Rather I think this article serves to cater to the antagonism and left-of-center-brand-fear-mongering needs of a section of the liberal intelligentsia who are content to issue such proclamations of outrage from their arm chairs. Are we to believe that David Sirota is making a serious foray into the realm of revolutionary theory? I do not think the author's claims deserve much attention. Revolutionary theory as applied to the US must take into consideration the different historical (postmodern?) circumstances of our period. The revolution, if there is to be any such mobilization of society at all, must occur a posteriori as a result of a precipitating event, and not as part of a broad base, grass roots mobilization of the population based on specific grievances of political slogans.

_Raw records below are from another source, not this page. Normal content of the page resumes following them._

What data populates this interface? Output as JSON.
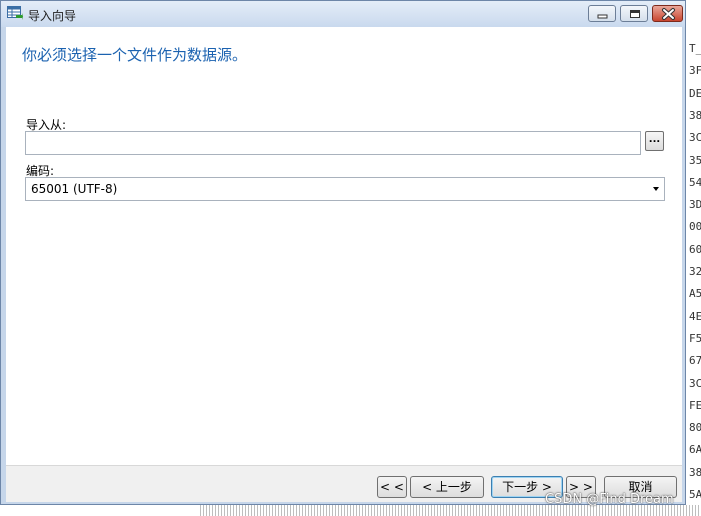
{
  "window": {
    "title": "导入向导",
    "minimize_icon": "minimize-icon",
    "maximize_icon": "maximize-icon",
    "close_icon": "close-icon"
  },
  "main": {
    "heading": "你必须选择一个文件作为数据源。",
    "import_from": {
      "label": "导入从:",
      "value": "",
      "browse_label": "..."
    },
    "encoding": {
      "label": "编码:",
      "selected": "65001 (UTF-8)"
    }
  },
  "footer": {
    "first_label": "< <",
    "back_label": "< 上一步",
    "next_label": "下一步 >",
    "last_label": "> >",
    "cancel_label": "取消"
  },
  "background": {
    "strip_chars": [
      "T_",
      "3F",
      "DE",
      "38",
      "3C",
      "35",
      "54",
      "3D",
      "00",
      "60",
      "32",
      "A5",
      "4E",
      "F5",
      "67",
      "3C",
      "FE",
      "80",
      "6A",
      "38",
      "5A"
    ],
    "watermark": "CSDN @Find Dream"
  },
  "colors": {
    "frame": "#c6d6ea",
    "heading": "#1b62b0",
    "close_button": "#c9452f"
  }
}
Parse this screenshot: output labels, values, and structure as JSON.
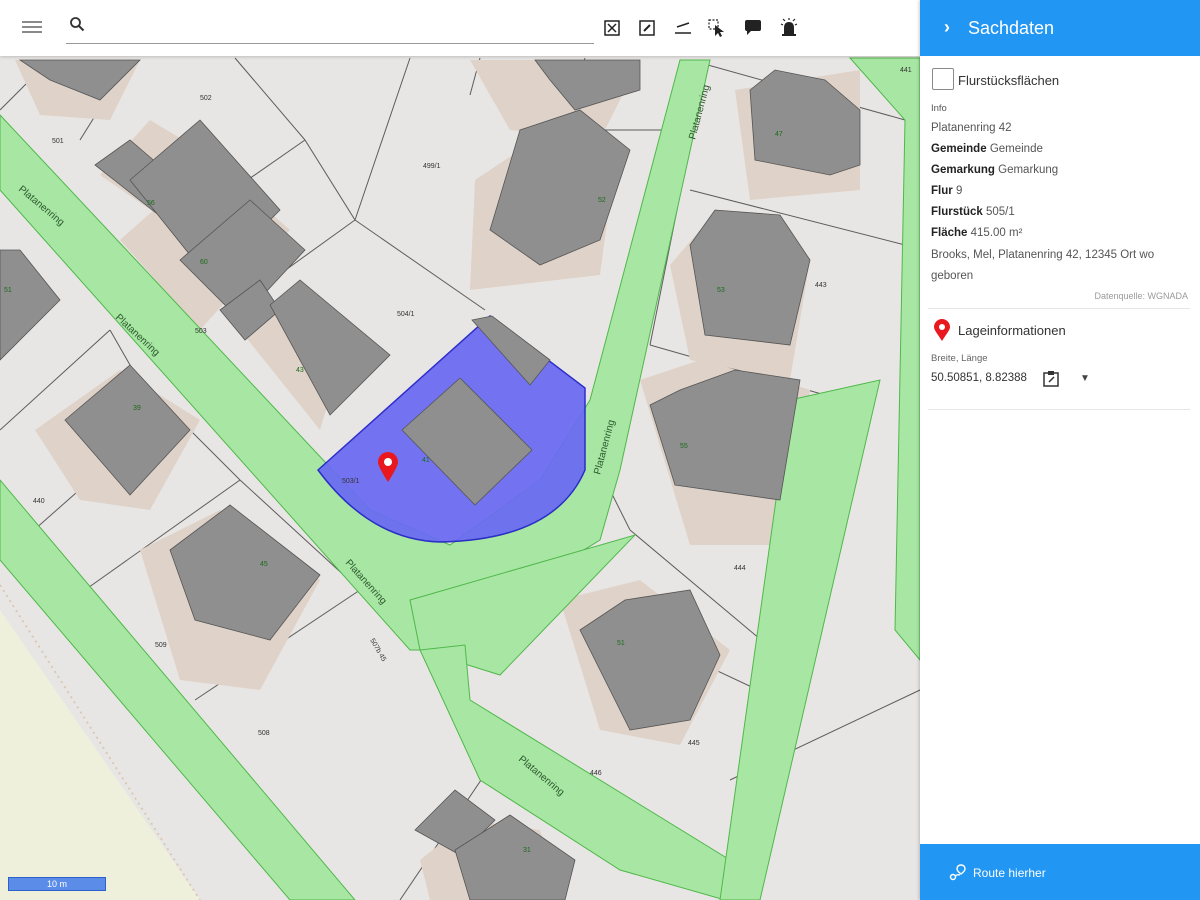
{
  "toolbar": {
    "search_placeholder": "",
    "tools": [
      "fit-extent-icon",
      "edit-icon",
      "measure-icon",
      "select-pointer-icon",
      "comment-icon",
      "alarm-icon"
    ]
  },
  "sidebar": {
    "title": "Sachdaten",
    "checkbox_label": "Flurstücksflächen",
    "info_heading": "Info",
    "address": "Platanenring 42",
    "gemeinde": {
      "label": "Gemeinde",
      "value": "Gemeinde"
    },
    "gemarkung": {
      "label": "Gemarkung",
      "value": "Gemarkung"
    },
    "flur": {
      "label": "Flur",
      "value": "9"
    },
    "flurstueck": {
      "label": "Flurstück",
      "value": "505/1"
    },
    "flaeche": {
      "label": "Fläche",
      "value": "415.00 m²"
    },
    "owner_line1": "Brooks, Mel, Platanenring 42, 12345 Ort wo",
    "owner_line2": "geboren",
    "source": "Datenquelle: WGNADA",
    "lage_label": "Lageinformationen",
    "coord_heading": "Breite, Länge",
    "coords": "50.50851, 8.82388",
    "route_label": "Route hierher"
  },
  "map": {
    "street_labels": [
      "Platanenring",
      "Platanenring",
      "Platanenring",
      "Platanenring",
      "Platanenring",
      "Platanenring",
      "Platanenring"
    ],
    "parcel_labels": [
      "441",
      "502",
      "501",
      "499/1",
      "504/1",
      "503",
      "443",
      "503/1",
      "440",
      "444",
      "509",
      "508",
      "507b 45",
      "445",
      "446"
    ],
    "house_numbers": [
      "47",
      "52",
      "56",
      "60",
      "51",
      "43",
      "39",
      "41",
      "53",
      "45",
      "55",
      "51",
      "31"
    ],
    "scale_label": "10 m"
  },
  "colors": {
    "accent": "#2196f3",
    "street": "#a7e8a2",
    "selection": "#5a5af0",
    "marker": "#e8181e"
  }
}
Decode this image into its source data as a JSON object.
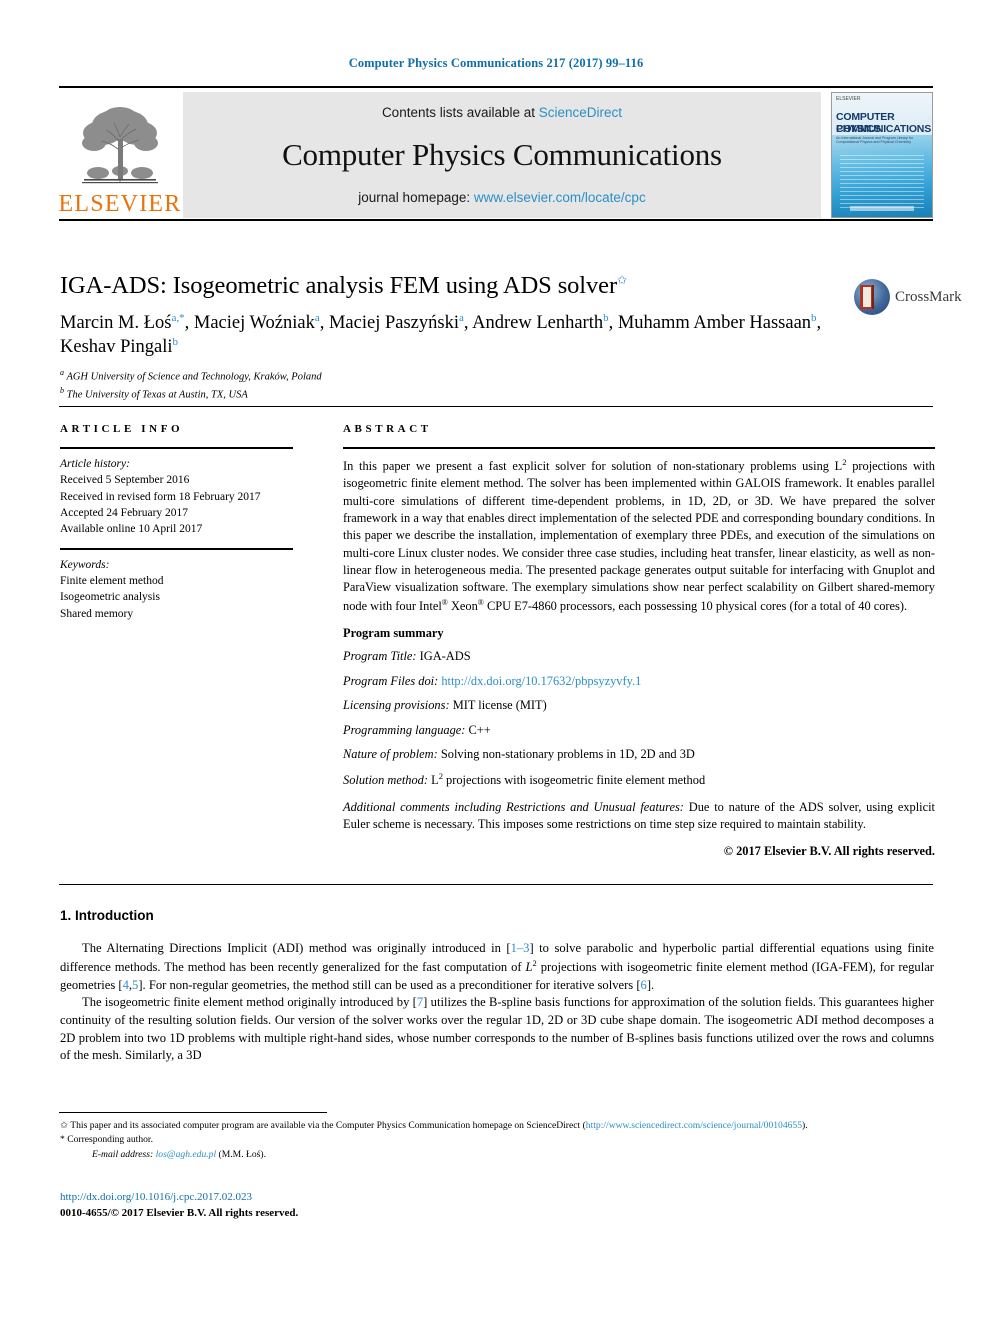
{
  "running_head": "Computer Physics Communications 217 (2017) 99–116",
  "masthead": {
    "contents_prefix": "Contents lists available at ",
    "contents_link": "ScienceDirect",
    "journal_title": "Computer Physics Communications",
    "homepage_prefix": "journal homepage: ",
    "homepage_link": "www.elsevier.com/locate/cpc",
    "publisher": "ELSEVIER",
    "cover": {
      "line1": "COMPUTER PHYSICS",
      "line2": "COMMUNICATIONS",
      "subtitle": "An International Journal and Program Library for Computational Physics and Physical Chemistry",
      "elsevier_mark": "ELSEVIER"
    }
  },
  "article": {
    "title": "IGA-ADS: Isogeometric analysis FEM using ADS solver",
    "title_star": "✩",
    "authors_html": "Marcin M. Łoś<sup class=\"aff\">a,*</sup>, Maciej Woźniak<sup class=\"aff\">a</sup>, Maciej Paszyński<sup class=\"aff\">a</sup>, Andrew Lenharth<sup class=\"aff\">b</sup>, Muhamm Amber Hassaan<sup class=\"aff\">b</sup>, Keshav Pingali<sup class=\"aff\">b</sup>",
    "affiliations": [
      {
        "mark": "a",
        "text": "AGH University of Science and Technology, Kraków, Poland"
      },
      {
        "mark": "b",
        "text": "The University of Texas at Austin, TX, USA"
      }
    ],
    "crossmark_label": "CrossMark"
  },
  "article_info": {
    "heading": "ARTICLE INFO",
    "history_label": "Article history:",
    "history": [
      "Received 5 September 2016",
      "Received in revised form 18 February 2017",
      "Accepted 24 February 2017",
      "Available online 10 April 2017"
    ],
    "keywords_label": "Keywords:",
    "keywords": [
      "Finite element method",
      "Isogeometric analysis",
      "Shared memory"
    ]
  },
  "abstract": {
    "heading": "ABSTRACT",
    "paragraph_html": "In this paper we present a fast explicit solver for solution of non-stationary problems using L<sup class=\"supnum\">2</sup> projections with isogeometric finite element method. The solver has been implemented within GALOIS framework. It enables parallel multi-core simulations of different time-dependent problems, in 1D, 2D, or 3D. We have prepared the solver framework in a way that enables direct implementation of the selected PDE and corresponding boundary conditions. In this paper we describe the installation, implementation of exemplary three PDEs, and execution of the simulations on multi-core Linux cluster nodes. We consider three case studies, including heat transfer, linear elasticity, as well as non-linear flow in heterogeneous media. The presented package generates output suitable for interfacing with Gnuplot and ParaView visualization software. The exemplary simulations show near perfect scalability on Gilbert shared-memory node with four Intel<sup class=\"sm\">®</sup> Xeon<sup class=\"sm\">®</sup> CPU E7-4860 processors, each possessing 10 physical cores (for a total of 40 cores).",
    "program_summary": {
      "title": "Program summary",
      "items": [
        {
          "label": "Program Title:",
          "value_html": " IGA-ADS"
        },
        {
          "label": "Program Files doi:",
          "value_html": " <a class=\"link\" href=\"#\">http://dx.doi.org/10.17632/pbpsyzyvfy.1</a>"
        },
        {
          "label": "Licensing provisions:",
          "value_html": " MIT license (MIT)"
        },
        {
          "label": "Programming language:",
          "value_html": " C++"
        },
        {
          "label": "Nature of problem:",
          "value_html": " Solving non-stationary problems in 1D, 2D and 3D"
        },
        {
          "label": "Solution method:",
          "value_html": " L<sup class=\"supnum\">2</sup> projections with isogeometric finite element method"
        }
      ],
      "additional_label": "Additional comments including Restrictions and Unusual features:",
      "additional_value": " Due to nature of the ADS solver, using explicit Euler scheme is necessary. This imposes some restrictions on time step size required to maintain stability."
    },
    "copyright": "© 2017 Elsevier B.V. All rights reserved."
  },
  "body": {
    "section_number_title": "1. Introduction",
    "paragraph1_html": "The Alternating Directions Implicit (ADI) method was originally introduced in [<a class=\"link\" href=\"#\">1–3</a>] to solve parabolic and hyperbolic partial differential equations using finite difference methods. The method has been recently generalized for the fast computation of <i>L</i><sup class=\"supnum\">2</sup> projections with isogeometric finite element method (IGA-FEM), for regular geometries [<a class=\"link\" href=\"#\">4</a>,<a class=\"link\" href=\"#\">5</a>]. For non-regular geometries, the method still can be used as a preconditioner for iterative solvers [<a class=\"link\" href=\"#\">6</a>].",
    "paragraph2_html": "The isogeometric finite element method originally introduced by [<a class=\"link\" href=\"#\">7</a>] utilizes the B-spline basis functions for approximation of the solution fields. This guarantees higher continuity of the resulting solution fields. Our version of the solver works over the regular 1D, 2D or 3D cube shape domain. The isogeometric ADI method decomposes a 2D problem into two 1D problems with multiple right-hand sides, whose number corresponds to the number of B-splines basis functions utilized over the rows and columns of the mesh. Similarly, a 3D"
  },
  "footnotes": {
    "star_note_html": "<span class=\"mark\">✩</span> This paper and its associated computer program are available via the Computer Physics Communication homepage on ScienceDirect (<a class=\"link\" href=\"#\">http://www.sciencedirect.com/science/journal/00104655</a>).",
    "corresponding_html": "<span class=\"mark\">*</span> Corresponding author.",
    "email_label": "E-mail address:",
    "email_link": "los@agh.edu.pl",
    "email_suffix": " (M.M. Łoś)."
  },
  "bottom": {
    "doi": "http://dx.doi.org/10.1016/j.cpc.2017.02.023",
    "issn_line": "0010-4655/© 2017 Elsevier B.V. All rights reserved."
  },
  "colors": {
    "link_blue": "#2b8fc4",
    "runhead_blue": "#0f6fa8",
    "elsevier_orange": "#e8730b",
    "masthead_gray": "#e6e6e6"
  }
}
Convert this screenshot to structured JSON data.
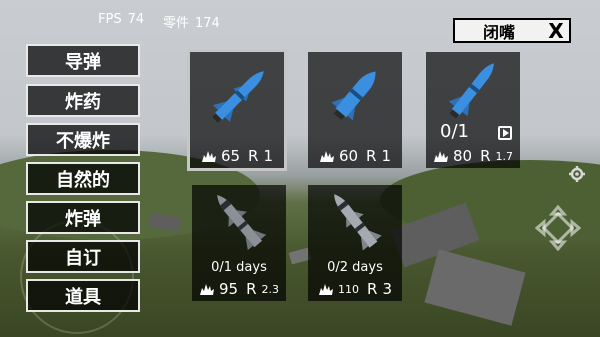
{
  "hud": {
    "fps_label": "FPS",
    "fps_value": "74",
    "parts_label": "零件",
    "parts_value": "174"
  },
  "categories": [
    {
      "label": "导弹",
      "active": false
    },
    {
      "label": "炸药",
      "active": false
    },
    {
      "label": "不爆炸",
      "active": false
    },
    {
      "label": "自然的",
      "active": false
    },
    {
      "label": "炸弹",
      "active": false
    },
    {
      "label": "自订",
      "active": false
    },
    {
      "label": "道具",
      "active": false
    }
  ],
  "close_bar": {
    "label": "闭嘴",
    "close_glyph": "X"
  },
  "weapons": [
    {
      "damage": "65",
      "range_label": "R",
      "range": "1",
      "color": "#3b8fe0",
      "selected": true
    },
    {
      "damage": "60",
      "range_label": "R",
      "range": "1",
      "color": "#3b8fe0"
    },
    {
      "damage": "80",
      "range_label": "R",
      "range": "1.7",
      "count": "0/1",
      "icon": "video-ad-icon",
      "color": "#3b8fe0"
    },
    {
      "damage": "95",
      "range_label": "R",
      "range": "2.3",
      "days": "0/1 days",
      "color": "#8a9096"
    },
    {
      "damage": "110",
      "range_label": "R",
      "range": "3",
      "days": "0/2 days",
      "color": "#a4aab0"
    }
  ],
  "icons": [
    "explosion-icon",
    "gear-icon",
    "move-arrows-icon",
    "close-icon"
  ],
  "colors": {
    "accent_blue": "#3b8fe0",
    "panel_bg": "#000000",
    "button_border": "#e8e8e8"
  }
}
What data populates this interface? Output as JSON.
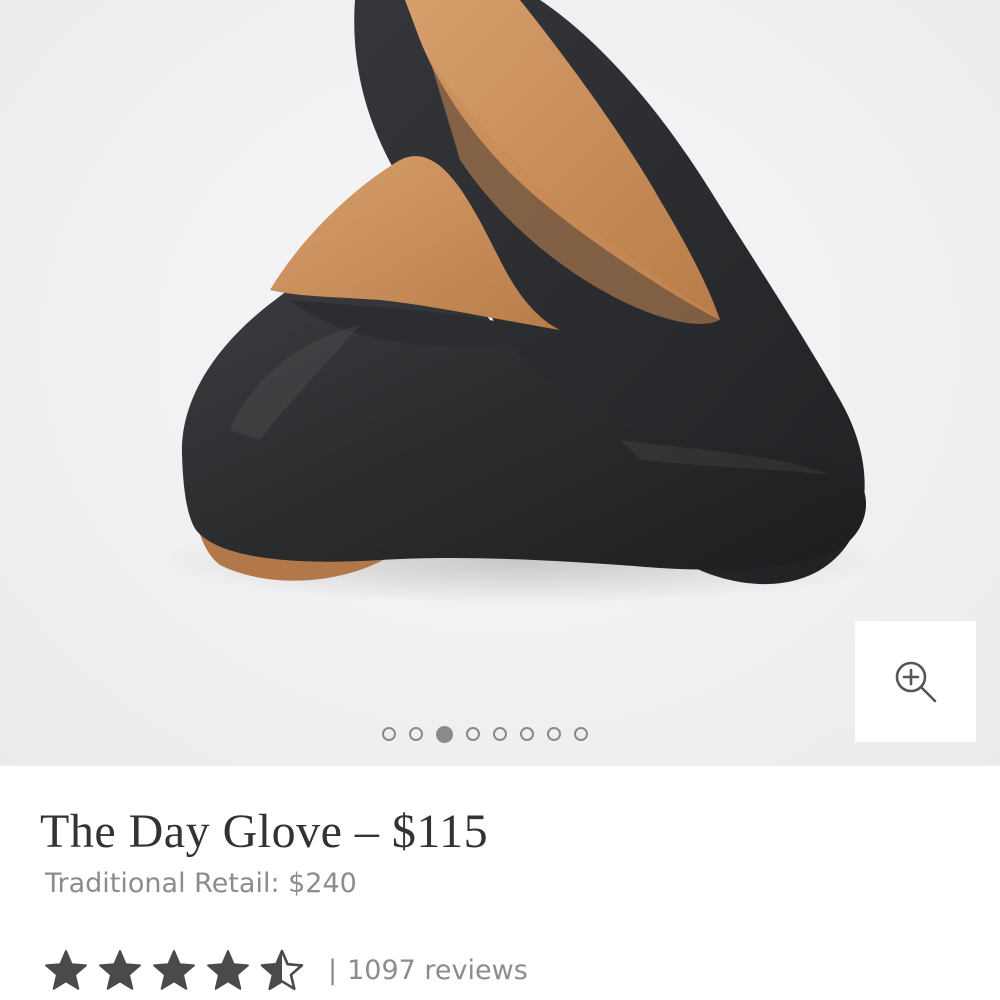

We do not know what form this precipitating event will take or even if it will occur.

The idea this article presents that white males, and I count myself among their number, would ever rise up against the central government (which is itself the construct and wholly operated subsidiary of white male, inc.) is absurd not least because it presupposes that white males value some thing over convenience which en mass they do not. It should not be forgotten that white males were the first of our species to be pulled through the post modern strainer of nihilism. This process leaves them completely devoid of belief, except what is minimally necessary for them to carry out their day to day tasks in earning a living (animal faith, fear?). In other words, there is no will, there is no spirit of revolution in the US and there never will be. There is, in this country almost universally, only the desire to watch TV and go back to sleep and that is why the US will never have a social revolution as a result of some internal political awakening.